On Nov 1, 2019, at 5:49 PM, A. P. Garcia <> wrote:

On Fri, Nov 1, 2019, 4:37 PM Dave Horsfall <> wrote:
The infamous Morris Worm was released in 1988; making use of known
vulnerabilities in Sendmail/finger/RSH (and weak passwords), it took out a
metric shitload of SUN-3s and 4BSD Vaxen (the author claimed that it was
accidental, but the idiot hadn't tested it on an isolated network first).
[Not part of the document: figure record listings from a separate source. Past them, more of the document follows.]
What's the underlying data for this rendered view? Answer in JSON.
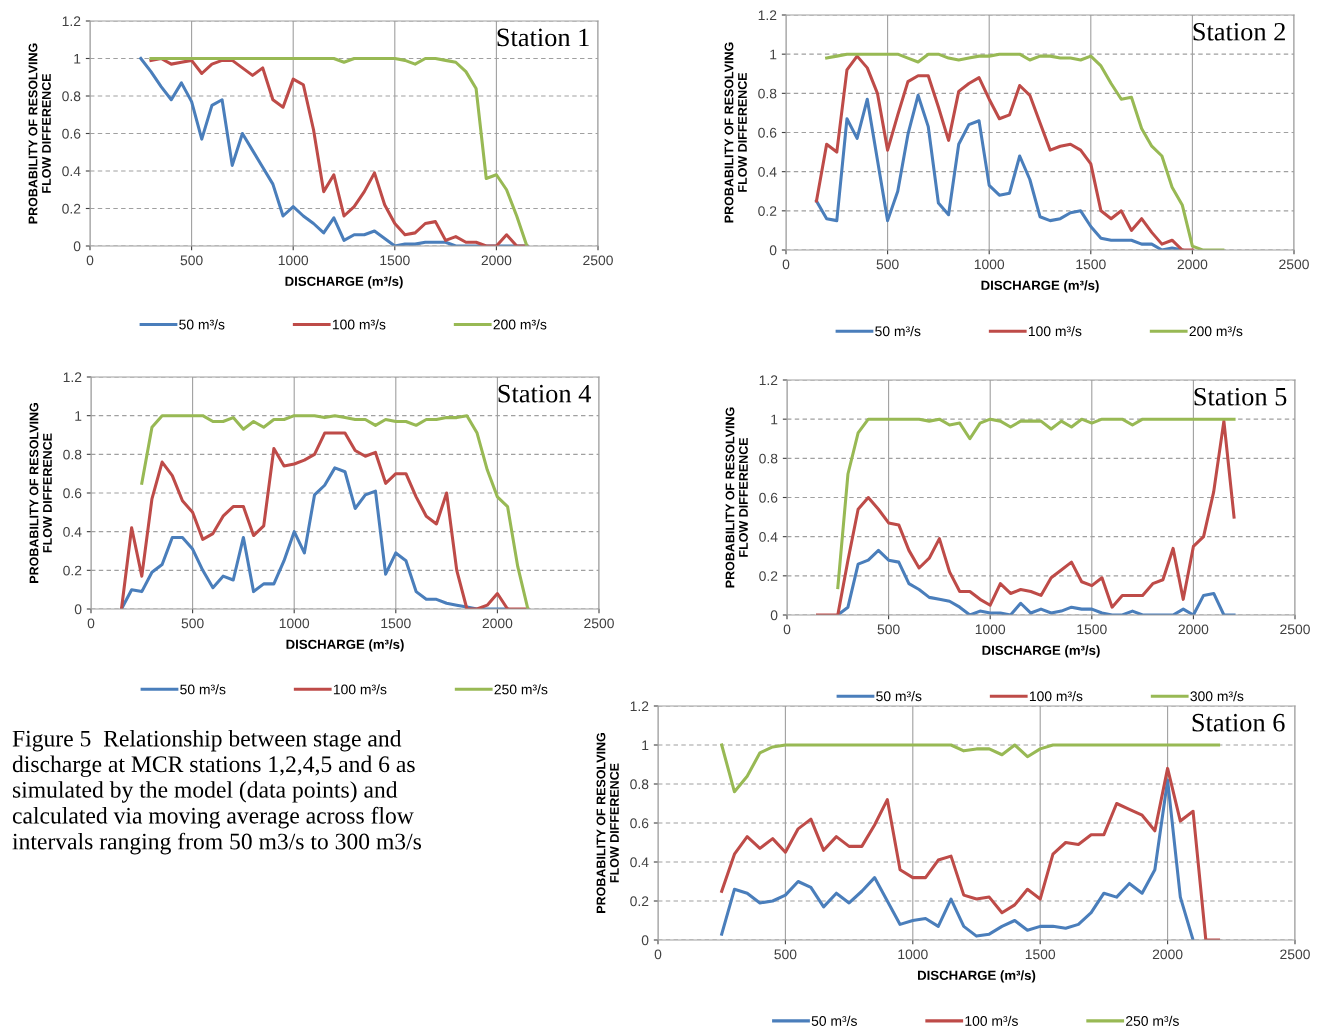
{
  "chart_data": [
    {
      "type": "line",
      "title": "Station 1",
      "xlabel": "DISCHARGE (m³/s)",
      "ylabel": "PROBABILITY OF RESOLVING FLOW DIFFERENCE",
      "xlim": [
        0,
        2500
      ],
      "xticks": [
        0,
        500,
        1000,
        1500,
        2000,
        2500
      ],
      "ylim": [
        0,
        1.2
      ],
      "yticks": [
        0,
        0.2,
        0.4,
        0.6,
        0.8,
        1,
        1.2
      ],
      "grid": true,
      "legend": "bottom",
      "x": [
        250,
        300,
        350,
        400,
        450,
        500,
        550,
        600,
        650,
        700,
        750,
        800,
        850,
        900,
        950,
        1000,
        1050,
        1100,
        1150,
        1200,
        1250,
        1300,
        1350,
        1400,
        1450,
        1500,
        1550,
        1600,
        1650,
        1700,
        1750,
        1800,
        1850,
        1900,
        1950,
        2000,
        2050,
        2100,
        2150
      ],
      "series": [
        {
          "name": "50 m³/s",
          "color": "#4a7ebb",
          "values": [
            1,
            0.93,
            0.85,
            0.78,
            0.87,
            0.77,
            0.57,
            0.75,
            0.78,
            0.43,
            0.6,
            0.51,
            0.42,
            0.33,
            0.16,
            0.21,
            0.16,
            0.12,
            0.07,
            0.15,
            0.03,
            0.06,
            0.06,
            0.08,
            0.04,
            0,
            0.01,
            0.01,
            0.02,
            0.02,
            0.02,
            0,
            0,
            0,
            0,
            0,
            0,
            0,
            0
          ]
        },
        {
          "name": "100 m³/s",
          "color": "#be4b48",
          "values": [
            null,
            0.99,
            1,
            0.97,
            0.98,
            0.99,
            0.92,
            0.97,
            0.99,
            0.99,
            0.95,
            0.91,
            0.95,
            0.78,
            0.74,
            0.89,
            0.86,
            0.62,
            0.29,
            0.38,
            0.16,
            0.21,
            0.29,
            0.39,
            0.22,
            0.12,
            0.06,
            0.07,
            0.12,
            0.13,
            0.03,
            0.05,
            0.02,
            0.02,
            0,
            0,
            0.06,
            0,
            0
          ]
        },
        {
          "name": "200 m³/s",
          "color": "#98b954",
          "values": [
            null,
            1,
            1,
            1,
            1,
            1,
            1,
            1,
            1,
            1,
            1,
            1,
            1,
            1,
            1,
            1,
            1,
            1,
            1,
            1,
            0.98,
            1,
            1,
            1,
            1,
            1,
            0.99,
            0.97,
            1,
            1,
            0.99,
            0.98,
            0.93,
            0.84,
            0.36,
            0.38,
            0.3,
            0.16,
            0
          ]
        }
      ]
    },
    {
      "type": "line",
      "title": "Station 2",
      "xlabel": "DISCHARGE (m³/s)",
      "ylabel": "PROBABILITY OF RESOLVING FLOW DIFFERENCE",
      "xlim": [
        0,
        2500
      ],
      "xticks": [
        0,
        500,
        1000,
        1500,
        2000,
        2500
      ],
      "ylim": [
        0,
        1.2
      ],
      "yticks": [
        0,
        0.2,
        0.4,
        0.6,
        0.8,
        1,
        1.2
      ],
      "grid": true,
      "legend": "bottom",
      "x": [
        150,
        200,
        250,
        300,
        350,
        400,
        450,
        500,
        550,
        600,
        650,
        700,
        750,
        800,
        850,
        900,
        950,
        1000,
        1050,
        1100,
        1150,
        1200,
        1250,
        1300,
        1350,
        1400,
        1450,
        1500,
        1550,
        1600,
        1650,
        1700,
        1750,
        1800,
        1850,
        1900,
        1950,
        2000,
        2050,
        2100,
        2150
      ],
      "series": [
        {
          "name": "50 m³/s",
          "color": "#4a7ebb",
          "values": [
            0.25,
            0.16,
            0.15,
            0.67,
            0.57,
            0.77,
            0.46,
            0.15,
            0.3,
            0.59,
            0.79,
            0.63,
            0.24,
            0.18,
            0.54,
            0.64,
            0.66,
            0.33,
            0.28,
            0.29,
            0.48,
            0.36,
            0.17,
            0.15,
            0.16,
            0.19,
            0.2,
            0.12,
            0.06,
            0.05,
            0.05,
            0.05,
            0.03,
            0.03,
            0,
            0.01,
            0,
            null,
            null,
            null,
            null
          ]
        },
        {
          "name": "100 m³/s",
          "color": "#be4b48",
          "values": [
            0.25,
            0.54,
            0.5,
            0.92,
            0.99,
            0.93,
            0.8,
            0.51,
            0.69,
            0.86,
            0.89,
            0.89,
            0.73,
            0.56,
            0.81,
            0.85,
            0.88,
            0.77,
            0.67,
            0.69,
            0.84,
            0.79,
            0.65,
            0.51,
            0.53,
            0.54,
            0.51,
            0.44,
            0.2,
            0.16,
            0.2,
            0.1,
            0.16,
            0.09,
            0.03,
            0.05,
            0,
            0,
            null,
            null,
            null
          ]
        },
        {
          "name": "200 m³/s",
          "color": "#98b954",
          "values": [
            null,
            0.98,
            0.99,
            1,
            1,
            1,
            1,
            1,
            1,
            0.98,
            0.96,
            1,
            1,
            0.98,
            0.97,
            0.98,
            0.99,
            0.99,
            1,
            1,
            1,
            0.97,
            0.99,
            0.99,
            0.98,
            0.98,
            0.97,
            0.99,
            0.94,
            0.85,
            0.77,
            0.78,
            0.62,
            0.53,
            0.48,
            0.32,
            0.23,
            0.02,
            0,
            0,
            0
          ]
        }
      ]
    },
    {
      "type": "line",
      "title": "Station 4",
      "xlabel": "DISCHARGE (m³/s)",
      "ylabel": "PROBABILITY OF RESOLVING FLOW DIFFERENCE",
      "xlim": [
        0,
        2500
      ],
      "xticks": [
        0,
        500,
        1000,
        1500,
        2000,
        2500
      ],
      "ylim": [
        0,
        1.2
      ],
      "yticks": [
        0,
        0.2,
        0.4,
        0.6,
        0.8,
        1,
        1.2
      ],
      "grid": true,
      "legend": "bottom",
      "x": [
        150,
        200,
        250,
        300,
        350,
        400,
        450,
        500,
        550,
        600,
        650,
        700,
        750,
        800,
        850,
        900,
        950,
        1000,
        1050,
        1100,
        1150,
        1200,
        1250,
        1300,
        1350,
        1400,
        1450,
        1500,
        1550,
        1600,
        1650,
        1700,
        1750,
        1800,
        1850,
        1900,
        1950,
        2000,
        2050,
        2100,
        2150
      ],
      "series": [
        {
          "name": "50 m³/s",
          "color": "#4a7ebb",
          "values": [
            0,
            0.1,
            0.09,
            0.19,
            0.23,
            0.37,
            0.37,
            0.31,
            0.2,
            0.11,
            0.17,
            0.15,
            0.37,
            0.09,
            0.13,
            0.13,
            0.25,
            0.4,
            0.29,
            0.59,
            0.64,
            0.73,
            0.71,
            0.52,
            0.59,
            0.61,
            0.18,
            0.29,
            0.25,
            0.09,
            0.05,
            0.05,
            0.03,
            0.02,
            0.01,
            0,
            0,
            0,
            0,
            null,
            null
          ]
        },
        {
          "name": "100 m³/s",
          "color": "#be4b48",
          "values": [
            0,
            0.42,
            0.17,
            0.57,
            0.76,
            0.69,
            0.56,
            0.5,
            0.36,
            0.39,
            0.48,
            0.53,
            0.53,
            0.38,
            0.43,
            0.83,
            0.74,
            0.75,
            0.77,
            0.8,
            0.91,
            0.91,
            0.91,
            0.82,
            0.79,
            0.81,
            0.65,
            0.7,
            0.7,
            0.58,
            0.48,
            0.44,
            0.6,
            0.2,
            0,
            0,
            0.02,
            0.08,
            0,
            0,
            0
          ]
        },
        {
          "name": "250 m³/s",
          "color": "#98b954",
          "values": [
            null,
            null,
            0.65,
            0.94,
            1,
            1,
            1,
            1,
            1,
            0.97,
            0.97,
            0.99,
            0.93,
            0.97,
            0.94,
            0.98,
            0.98,
            1,
            1,
            1,
            0.99,
            1,
            0.99,
            0.98,
            0.98,
            0.95,
            0.98,
            0.97,
            0.97,
            0.95,
            0.98,
            0.98,
            0.99,
            0.99,
            1,
            0.91,
            0.72,
            0.58,
            0.53,
            0.22,
            0
          ]
        }
      ]
    },
    {
      "type": "line",
      "title": "Station 5",
      "xlabel": "DISCHARGE (m³/s)",
      "ylabel": "PROBABILITY OF RESOLVING FLOW DIFFERENCE",
      "xlim": [
        0,
        2500
      ],
      "xticks": [
        0,
        500,
        1000,
        1500,
        2000,
        2500
      ],
      "ylim": [
        0,
        1.2
      ],
      "yticks": [
        0,
        0.2,
        0.4,
        0.6,
        0.8,
        1,
        1.2
      ],
      "grid": true,
      "legend": "bottom",
      "x": [
        150,
        200,
        250,
        300,
        350,
        400,
        450,
        500,
        550,
        600,
        650,
        700,
        750,
        800,
        850,
        900,
        950,
        1000,
        1050,
        1100,
        1150,
        1200,
        1250,
        1300,
        1350,
        1400,
        1450,
        1500,
        1550,
        1600,
        1650,
        1700,
        1750,
        1800,
        1850,
        1900,
        1950,
        2000,
        2050,
        2100,
        2150,
        2200
      ],
      "series": [
        {
          "name": "50 m³/s",
          "color": "#4a7ebb",
          "values": [
            null,
            null,
            0,
            0.04,
            0.26,
            0.28,
            0.33,
            0.28,
            0.27,
            0.16,
            0.13,
            0.09,
            0.08,
            0.07,
            0.04,
            0,
            0.02,
            0.01,
            0.01,
            0,
            0.06,
            0.01,
            0.03,
            0.01,
            0.02,
            0.04,
            0.03,
            0.03,
            0.01,
            0,
            0,
            0.02,
            0,
            0,
            0,
            0,
            0.03,
            0,
            0.1,
            0.11,
            0,
            0
          ]
        },
        {
          "name": "100 m³/s",
          "color": "#be4b48",
          "values": [
            0,
            0,
            0,
            0.28,
            0.54,
            0.6,
            0.54,
            0.47,
            0.46,
            0.33,
            0.24,
            0.29,
            0.39,
            0.22,
            0.12,
            0.12,
            0.08,
            0.05,
            0.16,
            0.11,
            0.13,
            0.12,
            0.1,
            0.19,
            0.23,
            0.27,
            0.17,
            0.15,
            0.19,
            0.04,
            0.1,
            0.1,
            0.1,
            0.16,
            0.18,
            0.34,
            0.08,
            0.35,
            0.4,
            0.63,
            0.99,
            0.5
          ]
        },
        {
          "name": "300 m³/s",
          "color": "#98b954",
          "values": [
            null,
            null,
            0.14,
            0.72,
            0.93,
            1,
            1,
            1,
            1,
            1,
            1,
            0.99,
            1,
            0.97,
            0.98,
            0.9,
            0.98,
            1,
            0.99,
            0.96,
            0.99,
            0.99,
            0.99,
            0.95,
            0.99,
            0.96,
            1,
            0.98,
            1,
            1,
            1,
            0.97,
            1,
            1,
            1,
            1,
            1,
            1,
            1,
            1,
            1,
            1
          ]
        }
      ]
    },
    {
      "type": "line",
      "title": "Station 6",
      "xlabel": "DISCHARGE (m³/s)",
      "ylabel": "PROBABILITY OF RESOLVING FLOW DIFFERENCE",
      "xlim": [
        0,
        2500
      ],
      "xticks": [
        0,
        500,
        1000,
        1500,
        2000,
        2500
      ],
      "ylim": [
        0,
        1.2
      ],
      "yticks": [
        0,
        0.2,
        0.4,
        0.6,
        0.8,
        1,
        1.2
      ],
      "grid": true,
      "legend": "bottom",
      "x": [
        250,
        300,
        350,
        400,
        450,
        500,
        550,
        600,
        650,
        700,
        750,
        800,
        850,
        900,
        950,
        1000,
        1050,
        1100,
        1150,
        1200,
        1250,
        1300,
        1350,
        1400,
        1450,
        1500,
        1550,
        1600,
        1650,
        1700,
        1750,
        1800,
        1850,
        1900,
        1950,
        2000,
        2050,
        2100,
        2150,
        2200
      ],
      "series": [
        {
          "name": "50 m³/s",
          "color": "#4a7ebb",
          "values": [
            0.03,
            0.26,
            0.24,
            0.19,
            0.2,
            0.23,
            0.3,
            0.27,
            0.17,
            0.24,
            0.19,
            0.25,
            0.32,
            0.2,
            0.08,
            0.1,
            0.11,
            0.07,
            0.21,
            0.07,
            0.02,
            0.03,
            0.07,
            0.1,
            0.05,
            0.07,
            0.07,
            0.06,
            0.08,
            0.14,
            0.24,
            0.22,
            0.29,
            0.24,
            0.36,
            0.82,
            0.22,
            0,
            null,
            null
          ]
        },
        {
          "name": "100 m³/s",
          "color": "#be4b48",
          "values": [
            0.25,
            0.44,
            0.53,
            0.47,
            0.52,
            0.45,
            0.57,
            0.62,
            0.46,
            0.53,
            0.48,
            0.48,
            0.59,
            0.72,
            0.36,
            0.32,
            0.32,
            0.41,
            0.43,
            0.23,
            0.21,
            0.22,
            0.14,
            0.18,
            0.26,
            0.21,
            0.44,
            0.5,
            0.49,
            0.54,
            0.54,
            0.7,
            0.67,
            0.64,
            0.56,
            0.88,
            0.61,
            0.66,
            0,
            0
          ]
        },
        {
          "name": "250 m³/s",
          "color": "#98b954",
          "values": [
            1,
            0.76,
            0.84,
            0.96,
            0.99,
            1,
            1,
            1,
            1,
            1,
            1,
            1,
            1,
            1,
            1,
            1,
            1,
            1,
            1,
            0.97,
            0.98,
            0.98,
            0.95,
            1,
            0.94,
            0.98,
            1,
            1,
            1,
            1,
            1,
            1,
            1,
            1,
            1,
            1,
            1,
            1,
            1,
            1
          ]
        }
      ]
    },
    {
      "type": "other",
      "annotations": [
        "Figure 5  Relationship between stage and discharge at MCR stations 1,2,4,5 and 6 as simulated by the model (data points) and calculated via moving average across flow intervals ranging from 50 m3/s to 300 m3/s"
      ]
    }
  ]
}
A
temporary "condom" was discovered by Rich Kulawiec with "mkdir /tmp/sh".

Another fix was to move the C compiler elsewhere.

-- Dave

One of my comp sci professors was a grad student at Cornell when this happened. He shared a small office with Morris and some other students. He said that he had to explain that he had absolutely nothing to do with it on quite a few occasions. 

Morris was caught partly because he used the Unix crypt command to encrypt his source code. The command was a computer model of the Enigma machine, and its output could be and indeed was cracked, after retrieving the encrypted code from a backup tape.

It's interesting that the worm was quickly detected. The reason was that it kept infecting the same machines, and as you referred to, it contained a password cracker, which slowed those machines to a crawl because of the multiple instances running.